The discipline’s decline could be having implications for academic employment. According to a prepandemic estimate by the Bureau of Labor Statistics, the number of foreign-language-and-literature instructors employed by colleges has declined by nearly 20 percent since 2014. (The BLS estimates that the number of postsecondary instructors has declined by more than 8 percent since 2014, an exodus of more than 123,000 people.)
Still, it’s far too soon to predict the demise of either education or foreign-language programs. While the number of education majors has flagged since 2010 despite an increase in overall undergraduate enrollment, education majors still accounted for one out of 22 undergraduates on four-year campuses in the fall of 2018, according to federal data.
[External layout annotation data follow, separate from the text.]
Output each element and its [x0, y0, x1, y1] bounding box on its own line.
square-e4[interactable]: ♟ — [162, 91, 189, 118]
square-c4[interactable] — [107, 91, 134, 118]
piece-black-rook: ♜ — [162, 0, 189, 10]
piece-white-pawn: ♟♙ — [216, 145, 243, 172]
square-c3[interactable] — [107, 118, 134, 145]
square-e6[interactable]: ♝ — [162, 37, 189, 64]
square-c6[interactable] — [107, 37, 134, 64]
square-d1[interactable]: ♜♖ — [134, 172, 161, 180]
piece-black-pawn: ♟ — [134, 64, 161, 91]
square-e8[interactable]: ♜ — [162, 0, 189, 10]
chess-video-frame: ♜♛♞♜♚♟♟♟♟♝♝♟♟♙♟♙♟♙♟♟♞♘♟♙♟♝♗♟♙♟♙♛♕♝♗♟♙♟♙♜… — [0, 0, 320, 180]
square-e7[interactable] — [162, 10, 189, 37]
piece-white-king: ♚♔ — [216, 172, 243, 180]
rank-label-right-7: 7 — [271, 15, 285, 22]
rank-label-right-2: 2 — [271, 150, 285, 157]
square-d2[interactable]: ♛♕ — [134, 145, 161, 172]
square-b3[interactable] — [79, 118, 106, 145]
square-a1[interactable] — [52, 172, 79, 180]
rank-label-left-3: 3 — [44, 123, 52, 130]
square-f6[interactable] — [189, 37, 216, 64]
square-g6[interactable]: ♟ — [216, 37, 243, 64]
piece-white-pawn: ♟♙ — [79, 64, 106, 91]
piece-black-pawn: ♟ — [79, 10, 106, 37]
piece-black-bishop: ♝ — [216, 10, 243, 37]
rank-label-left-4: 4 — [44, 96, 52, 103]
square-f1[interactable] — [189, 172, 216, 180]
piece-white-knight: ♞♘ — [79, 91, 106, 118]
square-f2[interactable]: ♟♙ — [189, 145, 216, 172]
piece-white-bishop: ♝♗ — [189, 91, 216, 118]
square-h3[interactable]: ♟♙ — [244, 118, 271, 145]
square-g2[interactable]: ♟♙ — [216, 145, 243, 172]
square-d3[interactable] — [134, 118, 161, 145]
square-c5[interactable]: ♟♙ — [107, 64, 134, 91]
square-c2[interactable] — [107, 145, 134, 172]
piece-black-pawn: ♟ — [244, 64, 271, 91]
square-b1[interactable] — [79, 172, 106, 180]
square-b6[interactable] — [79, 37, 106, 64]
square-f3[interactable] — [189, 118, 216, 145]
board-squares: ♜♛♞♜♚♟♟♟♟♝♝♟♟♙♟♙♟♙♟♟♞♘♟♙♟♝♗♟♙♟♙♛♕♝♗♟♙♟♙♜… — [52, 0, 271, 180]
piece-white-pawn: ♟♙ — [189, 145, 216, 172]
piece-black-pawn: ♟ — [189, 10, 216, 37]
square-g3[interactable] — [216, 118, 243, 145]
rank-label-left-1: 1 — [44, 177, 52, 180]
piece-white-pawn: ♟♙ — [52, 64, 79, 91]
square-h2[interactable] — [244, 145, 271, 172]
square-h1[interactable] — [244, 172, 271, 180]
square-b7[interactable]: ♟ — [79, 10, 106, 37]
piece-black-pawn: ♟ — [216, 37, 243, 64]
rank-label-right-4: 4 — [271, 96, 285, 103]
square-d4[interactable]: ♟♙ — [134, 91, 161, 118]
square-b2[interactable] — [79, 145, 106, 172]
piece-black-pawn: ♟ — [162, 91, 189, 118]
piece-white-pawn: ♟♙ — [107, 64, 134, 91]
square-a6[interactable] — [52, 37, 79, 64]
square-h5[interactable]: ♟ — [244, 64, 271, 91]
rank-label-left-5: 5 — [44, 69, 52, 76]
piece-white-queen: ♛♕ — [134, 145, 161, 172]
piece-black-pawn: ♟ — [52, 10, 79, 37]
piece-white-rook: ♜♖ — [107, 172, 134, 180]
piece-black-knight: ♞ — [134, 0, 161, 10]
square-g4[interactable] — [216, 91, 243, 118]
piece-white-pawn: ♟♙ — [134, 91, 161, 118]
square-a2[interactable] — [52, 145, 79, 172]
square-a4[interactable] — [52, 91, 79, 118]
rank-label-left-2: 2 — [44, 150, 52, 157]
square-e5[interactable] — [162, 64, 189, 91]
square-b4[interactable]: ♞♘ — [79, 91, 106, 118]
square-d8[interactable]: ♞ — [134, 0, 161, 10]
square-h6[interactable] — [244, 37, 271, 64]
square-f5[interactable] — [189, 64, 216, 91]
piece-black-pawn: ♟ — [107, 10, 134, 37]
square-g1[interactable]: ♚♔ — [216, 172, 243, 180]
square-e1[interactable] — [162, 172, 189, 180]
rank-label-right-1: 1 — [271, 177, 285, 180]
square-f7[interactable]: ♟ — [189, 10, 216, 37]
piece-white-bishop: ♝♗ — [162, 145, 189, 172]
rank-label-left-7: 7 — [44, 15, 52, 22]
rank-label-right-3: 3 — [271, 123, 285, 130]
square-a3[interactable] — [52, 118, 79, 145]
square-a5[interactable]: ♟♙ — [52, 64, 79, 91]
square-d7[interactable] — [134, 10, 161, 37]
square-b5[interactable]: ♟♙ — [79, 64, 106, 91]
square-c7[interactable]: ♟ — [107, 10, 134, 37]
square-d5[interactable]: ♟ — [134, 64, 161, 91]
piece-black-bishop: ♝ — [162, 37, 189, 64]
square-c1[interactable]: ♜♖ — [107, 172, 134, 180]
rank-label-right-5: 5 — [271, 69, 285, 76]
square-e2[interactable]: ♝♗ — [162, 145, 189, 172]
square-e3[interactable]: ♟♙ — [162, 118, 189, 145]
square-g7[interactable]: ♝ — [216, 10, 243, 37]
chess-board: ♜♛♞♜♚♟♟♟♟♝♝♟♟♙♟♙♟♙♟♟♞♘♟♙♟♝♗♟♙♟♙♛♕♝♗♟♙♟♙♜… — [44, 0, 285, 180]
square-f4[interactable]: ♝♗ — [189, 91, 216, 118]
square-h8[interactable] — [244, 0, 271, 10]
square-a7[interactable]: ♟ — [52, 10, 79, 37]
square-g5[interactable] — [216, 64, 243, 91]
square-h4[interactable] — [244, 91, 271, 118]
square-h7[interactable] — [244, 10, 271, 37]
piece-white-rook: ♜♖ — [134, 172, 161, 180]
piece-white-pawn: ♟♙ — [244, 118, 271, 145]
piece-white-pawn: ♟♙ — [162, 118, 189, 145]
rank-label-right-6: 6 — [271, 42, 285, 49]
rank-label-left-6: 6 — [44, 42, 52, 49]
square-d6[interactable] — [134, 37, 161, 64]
And degree programs within the foreign-language discipline accounted for nearly 4.5 percent of all active bachelor’s-degree programs in the 2018-19 academic year.
Other degree programs have not declined as uniformly as those in the education and foreign-languages disciplines have. For instance, while some degree programs in the social sciences have waned in popularity since 2010, other programs in the discipline, including econometrics and criminology, have seen more interest.
Though the latest degree-program cuts are coming amid a pandemic, Penn State’s Cheslock said, universities and colleges are not just responding to the current crisis. They are also preparing for the crisis on the horizon: the coming “enrollment cliff,” when the Great Recession’s birth-rate drop suddenly will mean fewer students.
“If you know 2026 is going to be the beginning of some difficult demographic and economic declines, in terms of the number of high-school graduates,” he said, “that’s another factor that could be related to conversations about restructuring.”
About This Analysis
For this analysis, The Chronicle examined the relative “activity” or “inactivity” of more than 1,000 degree programs offered at America’s four-year public and private nonprofit institutions of higher education since the 2009-10 academic year. To be considered an “active” bachelor’s-degree program in a given year, it had to award at least one degree. In assessing “activity,” The Chronicle counted bachelor’s-degree completions that functioned as either first or second majors.
Because of the limitations of the federal government’s dataset on degree completions, this analysis was unable to account for certain degree programs. Though the government collects data on more than 1,000 specifically described degree programs, not every degree program satisfies the federal definition. To accommodate those programs, the government asks that their completion counts be reported in a series of “catch-all” categories. The “catch-all” categories were not a factor in The Chronicle’s analysis.